Epizyme said today it will halt a Phase II clinical trial assessing its lead candidate, the cancer treatment tazemetostat in cohorts of patients with relapsed and/or refractory diffuse large B-cell lymphoma (r/r DLBCL), but continue the study in follicular lymphoma (FL) cohorts.

The trial halt comes more than three months after the FDA imposed a partial clinical hold on tazemetostat stemming from a separate trial—a hold that the company said it is working to have lifted.

The company said it will end its Phase II trial evaluating tazemetostat as monotherapy in cohorts of patients with r/r DLBCL (NCT01897571). The cohorts include DLBCL patients who have received tazemetostat in combination with prednisolone; as well as cohorts of DLBCL patients with EZH2 activating mutations, and with wild-type EZH2 who have been receiving tazemetostat as monotherapy.

“Epizyme has conducted an interim assessment of data from this trial and concluded that the clinical activity seen in these cohorts is not sufficient to warrant further development of tazemetostat in DLBCL as a monotherapy or in combination with prednisolone,” the company said in a statement, tucked within its announcement of second-quarter results. Epizyme finished Q2 with a net loss of $29.128 million, up from a net loss of $28.024 million in the year-ago quarter.

Epizyme added that it plans to present clinical data from each of the study cohorts at a medical meeting later this year. The company has two additional combination studies in DLBCL ongoing and plans to evaluate other potential combinations in this aggressive and difficult-to-treat cancer longer term.

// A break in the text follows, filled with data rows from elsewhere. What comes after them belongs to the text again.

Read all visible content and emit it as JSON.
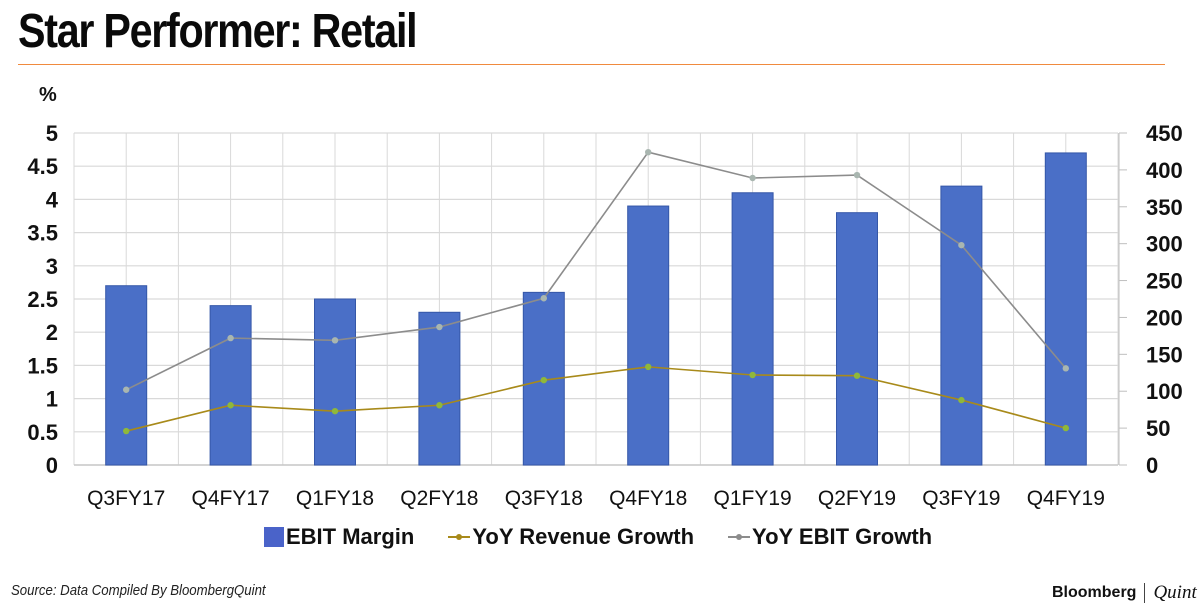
{
  "header": {
    "title": "Star Performer: Retail",
    "unit_label": "%"
  },
  "footer": {
    "source": "Source: Data Compiled By BloombergQuint",
    "brand_left": "Bloomberg",
    "brand_right": "Quint"
  },
  "colors": {
    "bar": "#4a6fc7",
    "revenue_line": "#a88a1a",
    "revenue_marker": "#8fb83a",
    "ebit_line": "#8c8c8c",
    "ebit_marker": "#a9b6b0",
    "grid": "#d9d9d9",
    "title_rule": "#f08a3e"
  },
  "chart_data": {
    "type": "bar",
    "title": "Star Performer: Retail",
    "xlabel": "",
    "ylabel": "%",
    "categories": [
      "Q3FY17",
      "Q4FY17",
      "Q1FY18",
      "Q2FY18",
      "Q3FY18",
      "Q4FY18",
      "Q1FY19",
      "Q2FY19",
      "Q3FY19",
      "Q4FY19"
    ],
    "series": [
      {
        "name": "EBIT Margin",
        "type": "bar",
        "axis": "left",
        "values": [
          2.7,
          2.4,
          2.5,
          2.3,
          2.6,
          3.9,
          4.1,
          3.8,
          4.2,
          4.7
        ]
      },
      {
        "name": "YoY Revenue Growth",
        "type": "line",
        "axis": "right",
        "values": [
          46,
          81,
          73,
          81,
          115,
          133,
          122,
          121,
          88,
          50
        ]
      },
      {
        "name": "YoY EBIT Growth",
        "type": "line",
        "axis": "right",
        "values": [
          102,
          172,
          169,
          187,
          226,
          424,
          389,
          393,
          298,
          131
        ]
      }
    ],
    "ylim": [
      0,
      5
    ],
    "y_ticks": [
      "0",
      "0.5",
      "1",
      "1.5",
      "2",
      "2.5",
      "3",
      "3.5",
      "4",
      "4.5",
      "5"
    ],
    "y2lim": [
      0,
      450
    ],
    "y2_ticks": [
      "0",
      "50",
      "100",
      "150",
      "200",
      "250",
      "300",
      "350",
      "400",
      "450"
    ],
    "grid": true,
    "legend_position": "bottom"
  },
  "legend": [
    {
      "label": "EBIT Margin",
      "kind": "bar"
    },
    {
      "label": "YoY Revenue Growth",
      "kind": "line"
    },
    {
      "label": "YoY EBIT Growth",
      "kind": "line"
    }
  ]
}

The terminated trial was designed to assess tazemetostat in non-Hodgkin lymphoma (NHL), of which DLBCL is the most common form. Patients with DLBCL in the NHL trial who are responding to treatment with tazemetostat are continuing on the trial, but none are being enrolled, the company told GEN.

Other trials of tazemetostat in NHL indications include a Phase I/II study evaluating tazemetostat in first-line DLBCL with the “R-CHOP” chemotherapy combination of rituximab, cyclophosphamide, doxorubicin hydrochloride (hydroxydaunomycin), vincristine sulfate (oncovin), and prednisone (NCT02889523); and a Phase I study in r/r DLBCL in combination with the Genentech (Roche) cancer immunotherapy Tecentriq (atezolizumab; NCT02220842).

Additionally, tazemetostat is in clinical trials that include a Phase II study as monotherapy in adults with INI1-negative tumors or r/r synovial sarcoma (NCT02601950); a Phase II trial in mesothelioma (NCT02860286); a Phase I/II study in non-small-cell-lung cancer, in combination with Tecentriq (part of Genentech’s Morpheus umbrella study; NCT03337698), a Phase II study in recurrent ovarian, primary peritoneal, or endometrial cancer (NCT03348631), and a Phase II study in molecularly-targeted tumors (NCT03155620). The last two trials are being carried out by the NIH’s National Cancer Institute.

Possible Protocol Changes

In April, the FDA imposed its partial clinical hold on U.S.-based enrollment of new patients in clinical trials of tazemetostat after a patient in a Phase I pediatric study (NCT02601937) developed a secondary T-cell lymphoblastic lymphoma (T-LBL).

Epizyme said today it has since reviewed the single T-LBL case in detail, and completed a comprehensive assessment of tazemetostat safety data and clinical activity observed to date across clinical trials. The company said it has also convened a panel of external experts to review and validate the assessment, and will include the information in a formal response to regulators.

In addition, Epizyme said, it has obtained new consent from all patients in its clinical trials and updated its informed consent form based on the safety report that followed the lymphoma case.

“Epizyme plans to continue its engagement with the [FDA] in the weeks ahead and then finalize its response to regulatory authorities, including changes that may be proposed to study protocols,” the company stated. “Once the company has gained alignment with regulators in the U.S., France and Germany, it is anticipated that the partial clinical hold would be lifted and that enrollment activities would be allowed to proceed in those countries.”

The company cited the “potential impact” of the partial clinical hold, and its need to include more mature durability data, in delaying a planned New Drug Application (NDA) submission for tazemetostat for the treatment of patients with epithelioid sarcoma (ES).

In October, Epizyme plans to present updated data from part of NCT02601950 evaluating tazemetostat as a monotherapy for ES. A recent assessment of interim data from the full 62-patient ES cohort in the study showed an objective response rate that remained consistent with what was observed in the initial 31 enrolled patients. Enrollment in the trial was completed in July 2017. In addition, durability data from the cohort continue to mature.